I'm not going to put you to sleep with great stories telling you about my academic background and all my university degrees, I don't have any! I attended the Collège de Sherbrooke in human sciences, following not having been selected for the course of police technique, positive discrimination obliges. My goal was to continue my studies in criminology. The economic context of the early 90s meant that I had to work 2 jobs in order to meet my needs, one in the restaurant business as a dishwasher and a position in the corps des Fusiliers de Sherbrooke of the Canadian armed forces reserve. Coming from a family with very modest incomes, I had no choice but to manage financially. So my hope of studying at the university level quickly faded.
I started working at Bombardier (now BRP) at the age of 18 for a few years and later became a truck driver. After 6 years in the business, I bought my first truck in 2003, and I worked as a driver-owner until the end of 2008, when I suffered a work accident.
In 2009, I prepared a very large GHG reduction project in transport. A project overseen by the defunct Agence de l'Efficacité Énergétique du Québec. Project which, if it had been adopted, would have allowed the reduction of tens of thousands of tonnes of greenhouse gases each year.
At the same time, I started another company, Vaporium Inc., the first vaping company in Quebec, and one of the first to open a physical store in Canada. This small business quickly grew in size. So in 2011-2012, I had 25 full-time employees. We were then the biggest of its kind in Canada and we supplied the majority of the vaping market with the Vaperz division. Despite my numerous representations to the governments of Canada and Quebec, to whom I recommended the regulation of the manufacture and supervision of the sale of vaping products, to whom I demonstrated the effectiveness of the products and demonstrated our protocols for strict manufacturing, the adventure of Vaporium Inc. and Vaperz Inc. was destroyed by the Canadian government. In 2014, a raid took place in all our premises simultaneously. Dozens of RCMP and CBSA (Canada Border Services Agency) officers stormed in and seized more than $ 1.5 million worth of inventory. We tried for almost 2 years to get back on our feet but the damage was too great. I closed Vaporium Inc. and Vaperz Inc in June 2016, I filed for personal bankruptcy the following July, losing everything, even the family home where I grew up.
The ups and downs concerning the seizures stretched out until October 2017, when due to lack of funds, I was forced to give up and plead guilty to charges of illegally importing nicotine, used in the manufacture of vaping products. . I got 45 days in jail and $ 10,000 in fines. Something that I still try to dispute since the Canadian government changed the laws a few months later and it now allows the importation of nicotine for manufacturing purposes. I would have been the only Canadian citizen in history to be convicted of these offenses.

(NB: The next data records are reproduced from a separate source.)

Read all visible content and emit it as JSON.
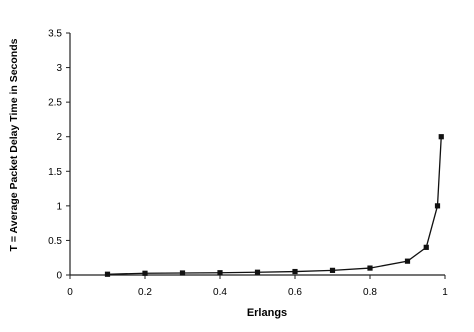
{
  "chart_data": {
    "type": "line",
    "xlabel": "Erlangs",
    "ylabel": "T = Average Packet Delay Time in Seconds",
    "xlim": [
      0,
      1
    ],
    "ylim": [
      0,
      3.5
    ],
    "xticks": [
      "0",
      "0.2",
      "0.4",
      "0.6",
      "0.8",
      "1"
    ],
    "yticks": [
      "0",
      "0.5",
      "1",
      "1.5",
      "2",
      "2.5",
      "3",
      "3.5"
    ],
    "grid": false,
    "legend": "none",
    "series": [
      {
        "marker": "square",
        "x": [
          0.1,
          0.2,
          0.3,
          0.4,
          0.5,
          0.6,
          0.7,
          0.8,
          0.9,
          0.95,
          0.98,
          0.99
        ],
        "y": [
          0.011,
          0.025,
          0.029,
          0.033,
          0.04,
          0.05,
          0.067,
          0.1,
          0.2,
          0.4,
          1.0,
          2.0
        ]
      }
    ],
    "colors": {
      "line": "#111111",
      "axis": "#222222"
    }
  }
}
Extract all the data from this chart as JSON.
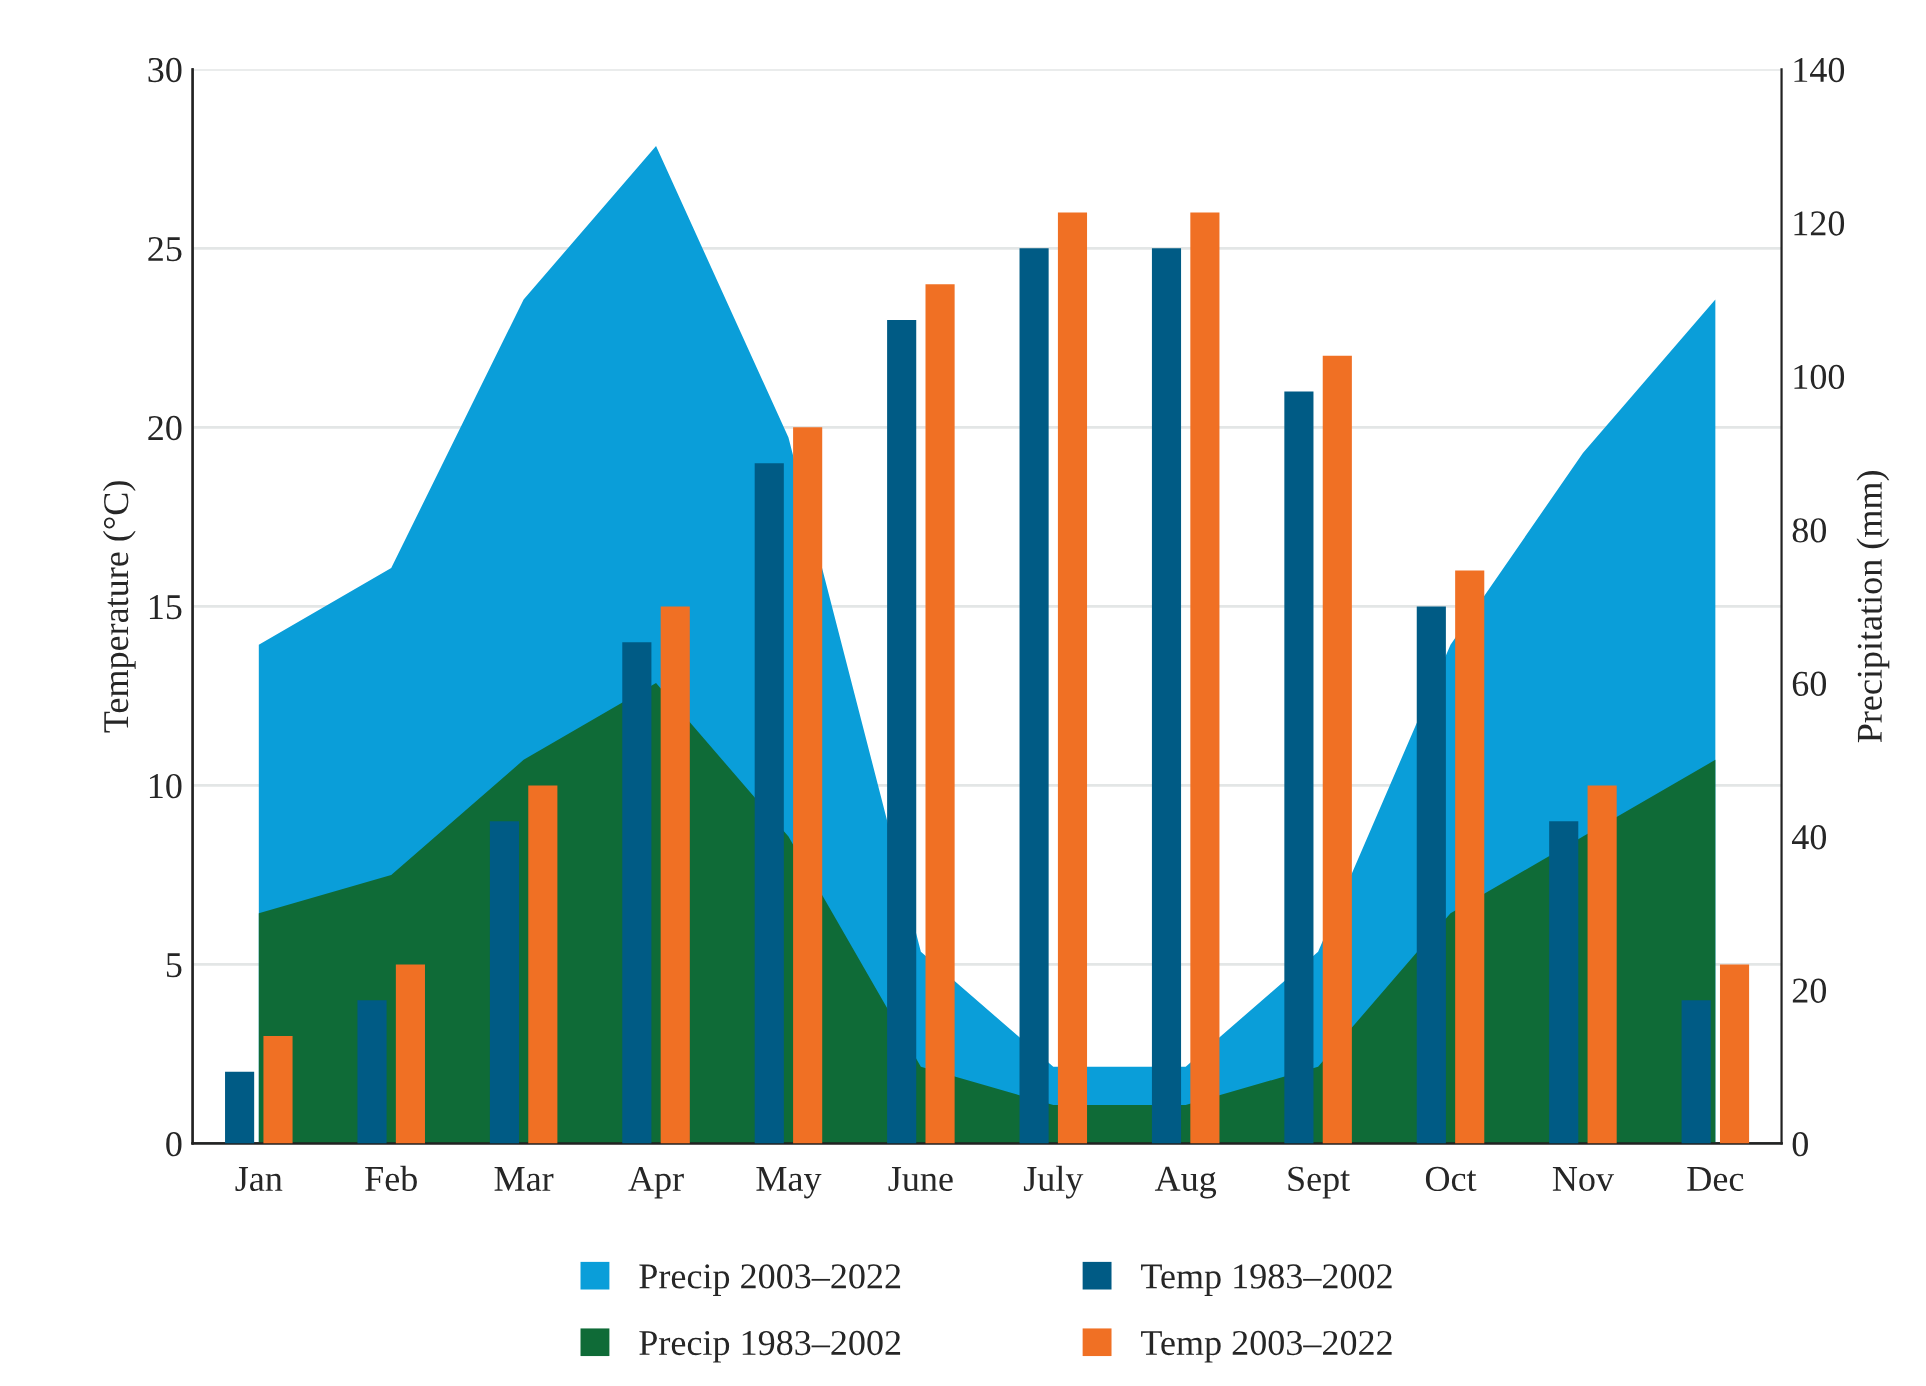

Today I am seen as a bankrupt man with a criminal record and a catastrophic credit history… all for helping and enabling tens of thousands of people to quit smoking.
There are a few things that I did not lose in this adventure, my determination and my courage, on the contrary, after placing one knee on the ground, I got up and here I am.
I can present myself as a proud and strong person. I am a go-getter and I have the determination to do my duty. My actions are intended for posterity and not for notoriety, in other words, I do it for us and not for myself.